I still remember the first time I read an article about a trans person not being made fun of in Time magazine’s famous “Transgender Tipping Point” issue in 2014. I was 22 years old. I started my transition almost exactly 8 months later.
It’s a tough life. The size of my body and the height of my voice take me away from the “passability” of trans celebrities with endless money. Nothing can shrink my height, voice surgeries are ridiculously expensive, and my (very good) health insurance doesn’t cover facial hair removal.
Since I cannot hide my transsexuality, I am constantly exposed to transphobia whenever I am in public or applying for a job. And I still deal with constant dysphoria.
My body and my pain are a consequence of censorship.
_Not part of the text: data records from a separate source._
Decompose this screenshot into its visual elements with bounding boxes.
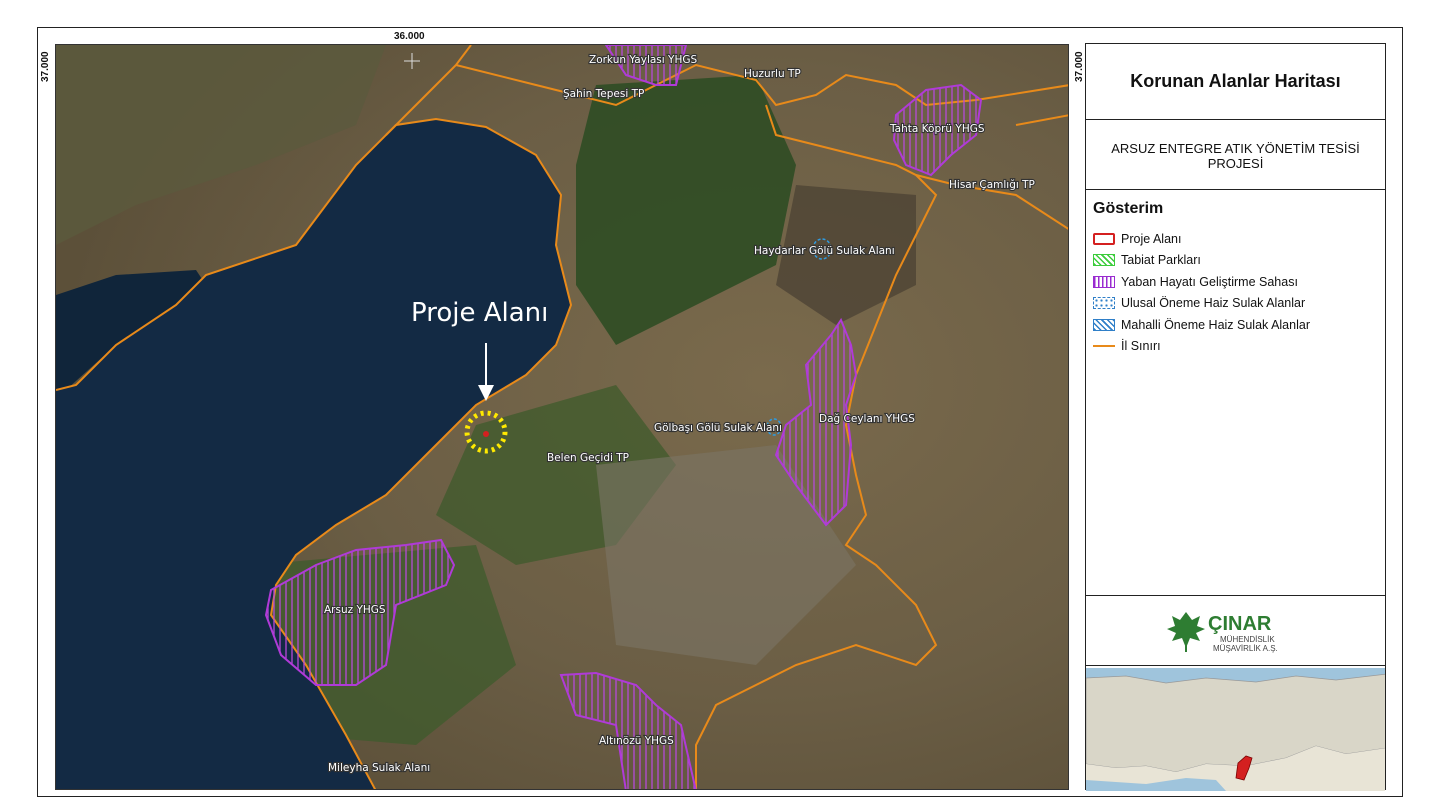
legend-item: Mahalli Öneme Haiz Sulak Alanlar: [1093, 314, 1310, 336]
label-zorkun: Zorkun Yaylası YHGS: [589, 54, 697, 66]
map-info-panel: Korunan Alanlar Haritası ARSUZ ENTEGRE A…: [1085, 43, 1386, 791]
label-belen: Belen Geçidi TP: [547, 452, 629, 464]
legend-item: Proje Alanı: [1093, 228, 1310, 250]
map-canvas: Proje Alanı Zorkun Yaylası YHGS Huzurlu …: [56, 45, 1068, 789]
logo-name: ÇINAR: [1208, 613, 1272, 635]
leaf-icon: [1167, 612, 1205, 648]
blue-hatch-box-icon: [1093, 318, 1115, 331]
legend: Gösterim Proje Alanı Tabiat Parkları Yab…: [1086, 192, 1385, 596]
label-huzurlu: Huzurlu TP: [744, 68, 801, 80]
logo-line1: MÜHENDİSLİK: [1220, 635, 1275, 644]
legend-title: Gösterim: [1093, 200, 1164, 217]
label-mileyha: Mileyha Sulak Alanı: [328, 762, 430, 774]
green-hatch-box-icon: [1093, 254, 1115, 267]
label-tahta: Tahta Köprü YHGS: [889, 123, 985, 135]
satellite-map[interactable]: Proje Alanı Zorkun Yaylası YHGS Huzurlu …: [55, 44, 1069, 790]
coord-label-top: 36.000: [394, 31, 425, 42]
legend-item: İl Sınırı: [1093, 336, 1310, 358]
legend-item: Ulusal Öneme Haiz Sulak Alanlar: [1093, 293, 1310, 315]
label-dag: Dağ Ceylanı YHGS: [819, 413, 915, 425]
label-golbasi: Gölbaşı Gölü Sulak Alanı: [654, 422, 782, 434]
label-altinozu: Altınözü YHGS: [599, 735, 674, 747]
coord-label-left: 37.000: [40, 51, 51, 82]
legend-item: Yaban Hayatı Geliştirme Sahası: [1093, 271, 1310, 293]
legend-label: Ulusal Öneme Haiz Sulak Alanlar: [1121, 296, 1306, 311]
map-title: Korunan Alanlar Haritası: [1086, 44, 1385, 120]
legend-label: Yaban Hayatı Geliştirme Sahası: [1121, 274, 1298, 289]
project-name: ARSUZ ENTEGRE ATIK YÖNETİM TESİSİ PROJES…: [1086, 122, 1385, 190]
label-sahin: Şahin Tepesi TP: [563, 88, 644, 100]
purple-hatch-box-icon: [1093, 275, 1115, 288]
orange-line-icon: [1093, 345, 1115, 348]
blue-dotted-box-icon: [1093, 297, 1115, 310]
coord-label-right: 37.000: [1074, 51, 1085, 82]
legend-list: Proje Alanı Tabiat Parkları Yaban Hayatı…: [1093, 228, 1310, 357]
red-outline-box-icon: [1093, 232, 1115, 245]
legend-label: Mahalli Öneme Haiz Sulak Alanlar: [1121, 317, 1310, 332]
legend-label: Tabiat Parkları: [1121, 253, 1201, 268]
project-area-point[interactable]: [483, 431, 489, 437]
company-logo-box: ÇINAR MÜHENDİSLİK MÜŞAVİRLİK A.Ş.: [1086, 598, 1385, 666]
turkey-inset-map: [1086, 668, 1385, 791]
legend-label: İl Sınırı: [1121, 339, 1161, 354]
label-haydarlar: Haydarlar Gölü Sulak Alanı: [754, 245, 895, 257]
company-logo: ÇINAR MÜHENDİSLİK MÜŞAVİRLİK A.Ş.: [1167, 612, 1278, 653]
legend-item: Tabiat Parkları: [1093, 250, 1310, 272]
inset-canvas: [1086, 673, 1385, 791]
logo-line2: MÜŞAVİRLİK A.Ş.: [1213, 644, 1278, 653]
legend-label: Proje Alanı: [1121, 231, 1182, 246]
label-arsuz: Arsuz YHGS: [324, 604, 386, 616]
label-hisar: Hisar Çamlığı TP: [949, 179, 1035, 191]
project-area-title: Proje Alanı: [411, 298, 548, 328]
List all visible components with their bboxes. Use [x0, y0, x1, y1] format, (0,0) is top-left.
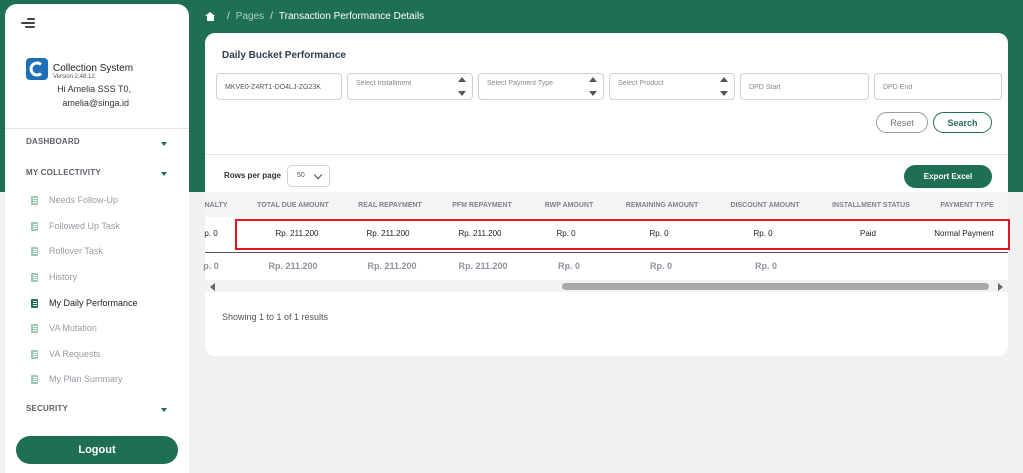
product-select[interactable]: Select Product: [609, 73, 735, 100]
loan-id-field[interactable]: MKVE0-Z4RT1-DO4LJ-ZG23K: [216, 73, 342, 100]
sidebar-item-followed-up-task[interactable]: Followed Up Task: [31, 221, 120, 231]
chevron-down-icon: [313, 170, 323, 180]
footer-cell: Rp. 211.200: [268, 261, 318, 271]
breadcrumb-current: Transaction Performance Details: [278, 11, 425, 22]
breadcrumb-separator: /: [270, 11, 273, 22]
dpd-end-field[interactable]: DPD End: [874, 73, 1002, 100]
sidebar-item-label: My Plan Summary: [49, 374, 123, 384]
reset-button[interactable]: Reset: [876, 112, 928, 133]
column-header: NALTY: [204, 202, 228, 209]
sidebar-item-label: Rollover Task: [49, 246, 103, 256]
spinner-arrows-icon[interactable]: [458, 77, 466, 98]
document-icon: [31, 374, 38, 384]
sidebar-item-my-daily-performance[interactable]: My Daily Performance: [31, 298, 138, 308]
sidebar-divider: [5, 128, 189, 129]
rows-per-page-select[interactable]: 50: [287, 165, 330, 187]
loan-id-value: MKVE0-Z4RT1-DO4LJ-ZG23K: [225, 84, 321, 91]
table-footer-divider: [205, 252, 1008, 253]
sidebar-item-label: History: [49, 272, 78, 282]
column-header: PFM REPAYMENT: [452, 202, 512, 209]
column-header: REMAINING AMOUNT: [625, 202, 699, 209]
logout-button[interactable]: Logout: [16, 436, 178, 464]
document-icon: [31, 272, 38, 282]
pagination-summary: Showing 1 to 1 of 1 results: [222, 312, 329, 322]
table-cell: p. 0: [204, 229, 218, 238]
sidebar-item-va-requests[interactable]: VA Requests: [31, 349, 100, 359]
sidebar-item-my-plan-summary[interactable]: My Plan Summary: [31, 374, 123, 384]
sidebar-item-label: My Daily Performance: [49, 298, 138, 308]
sidebar-item-history[interactable]: History: [31, 272, 77, 282]
dpd-end-placeholder: DPD End: [883, 84, 913, 91]
column-header: INSTALLMENT STATUS: [832, 202, 910, 209]
chevron-down-icon[interactable]: [161, 142, 167, 146]
installment-select[interactable]: Select Installment: [347, 73, 473, 100]
document-icon: [31, 195, 38, 205]
payment-type-placeholder: Select Payment Type: [487, 80, 554, 87]
column-header: REAL REPAYMENT: [358, 202, 422, 209]
horizontal-scrollbar[interactable]: [205, 280, 1008, 292]
sidebar-item-label: VA Requests: [49, 349, 101, 359]
user-email: amelia@singa.id: [62, 98, 129, 108]
sidebar-item-rollover-task[interactable]: Rollover Task: [31, 246, 103, 256]
breadcrumb-pages[interactable]: Pages: [236, 11, 264, 22]
chevron-down-icon[interactable]: [161, 172, 167, 176]
sidebar-item-label: Needs Follow-Up: [49, 195, 119, 205]
card-title: Daily Bucket Performance: [222, 50, 346, 61]
collection-system-logo: [26, 58, 48, 80]
sidebar-item-va-mutation[interactable]: VA Mutation: [31, 323, 97, 333]
document-icon: [31, 323, 38, 333]
dpd-start-field[interactable]: DPD Start: [740, 73, 869, 100]
brand-name: Collection System: [53, 63, 134, 74]
rows-per-page-label: Rows per page: [224, 171, 281, 180]
document-icon: [31, 246, 38, 256]
sidebar-item-label: Followed Up Task: [49, 221, 120, 231]
sidebar-item-label: VA Mutation: [49, 323, 97, 333]
section-my-collectivity[interactable]: MY COLLECTIVITY: [26, 168, 101, 177]
spinner-arrows-icon[interactable]: [589, 77, 597, 98]
document-icon: [31, 298, 38, 308]
scroll-left-arrow-icon[interactable]: [210, 283, 215, 291]
column-header: PAYMENT TYPE: [940, 202, 994, 209]
spinner-arrows-icon[interactable]: [720, 77, 728, 98]
rows-per-page-value: 50: [297, 172, 305, 179]
scroll-right-arrow-icon[interactable]: [998, 283, 1003, 291]
app-version: Version 2.48.12: [53, 74, 95, 80]
selected-row-highlight: [235, 219, 1010, 250]
footer-cell: Rp. 211.200: [367, 261, 417, 271]
breadcrumb-separator: /: [227, 11, 230, 22]
footer-cell: Rp. 0: [649, 261, 673, 271]
user-greeting: Hi Amelia SSS T0,: [57, 84, 131, 94]
chevron-down-icon[interactable]: [161, 408, 167, 412]
document-icon: [31, 349, 38, 359]
sidebar: Collection System Version 2.48.12 Hi Ame…: [5, 4, 189, 473]
dpd-start-placeholder: DPD Start: [749, 84, 781, 91]
footer-cell: Rp. 211.200: [458, 261, 508, 271]
document-icon: [31, 221, 38, 231]
table-footer-totals: p. 0 Rp. 211.200 Rp. 211.200 Rp. 211.200…: [203, 254, 1008, 276]
installment-placeholder: Select Installment: [356, 80, 412, 87]
product-placeholder: Select Product: [618, 80, 664, 87]
section-dashboard[interactable]: DASHBOARD: [26, 137, 80, 146]
menu-toggle-icon[interactable]: [21, 18, 35, 28]
footer-cell: p. 0: [203, 261, 219, 271]
export-excel-button[interactable]: Export Excel: [904, 165, 992, 188]
section-security[interactable]: SECURITY: [26, 404, 68, 413]
footer-cell: Rp. 0: [557, 261, 581, 271]
scrollbar-thumb[interactable]: [562, 283, 989, 290]
section-divider: [205, 154, 1008, 155]
column-header: TOTAL DUE AMOUNT: [257, 202, 329, 209]
payment-type-select[interactable]: Select Payment Type: [478, 73, 604, 100]
column-header: RWP AMOUNT: [544, 202, 594, 209]
footer-cell: Rp. 0: [754, 261, 778, 271]
home-icon[interactable]: [205, 12, 215, 21]
sidebar-item-needs-follow-up[interactable]: Needs Follow-Up: [31, 195, 118, 205]
table-header: NALTY TOTAL DUE AMOUNT REAL REPAYMENT PF…: [205, 192, 1008, 217]
search-button[interactable]: Search: [933, 112, 992, 133]
column-header: DISCOUNT AMOUNT: [730, 202, 800, 209]
daily-bucket-performance-card: Daily Bucket Performance MKVE0-Z4RT1-DO4…: [203, 33, 1008, 356]
breadcrumb: / Pages / Transaction Performance Detail…: [205, 11, 424, 22]
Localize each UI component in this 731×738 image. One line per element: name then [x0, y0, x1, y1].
It shouldn’t be like this.
Had I had access to books like Imogen Binnie’s Nevada, T Cooper’s Real Man Adventures, or Jazz Jenning’s Being Jazz, I might have known enough to demand treatment sooner, or at least understand better. my needs. My life would be safer and less painful in so many ways today.
Your own child, or that of your neighbour, could be in the same situation as me. They deserve a chance to learn more about trans people so they can save themselves from a life of consequences. They deserve your help to make sure no one takes away their opportunity to learn that they might be trans.
So speak up for public access to queer literature in your community at library boards, school boards, and town halls. Don’t let the book engravers erase queer history right from under our noses, again.